Bob Costas' commentary/lecture/rant on gun control to the 18 million viewers of Sunday Night Football's halftime show brought predictable outrage from the National Rifle Association and friends, but it couldn't have been more timely. And not just because of the murder-suicide committed by Kansas City Chiefs linebacker Jovan Belcher that prompted it.

Gun sales are up. Wildly up. The day after Thanksgiving, according to the California Department of Justice, sales of handguns were 59 percent higher than Black Friday last year. (Memo: If those Glocks are going under Christmas trees, put the ammo somewhere the kids can't find it.)

Costas is taking shots from the gun-rights crowd for saying, "If Jovan Belcher didn't possess a gun, he and Kassandra Perkins would both be alive today." Clearly under pressure since his venting, Costas clarified his position on guns Tuesday, but he didn't back down. He said "access to guns is too easy in some cases."
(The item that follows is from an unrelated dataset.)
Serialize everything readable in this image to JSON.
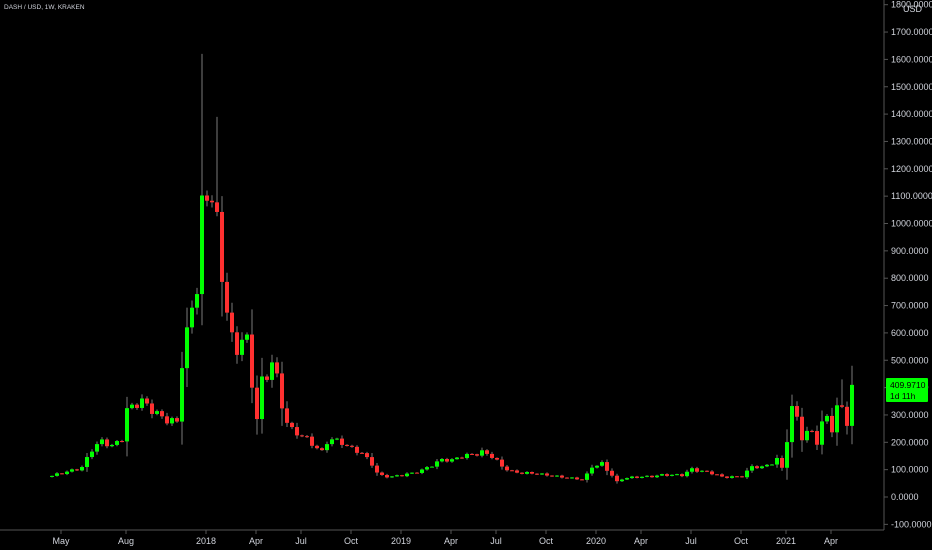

Jim Pruett, owner of Pruett's Guns and Ammo in Houston, told reporters last week that "(President) Obama is the greatest gun salesman of all time." Obama must accomplish this purely by being a black president: He has done next to nothing to push gun-control legislation, and it has never been a campaign issue for him.

The spate of shooting sprees in the past year and the mounting number of handgun deaths in the United States demand our attention as a public safety issue. Costas told the truth, and it ought to prompt a broader public discussion of how to reduce gun violence.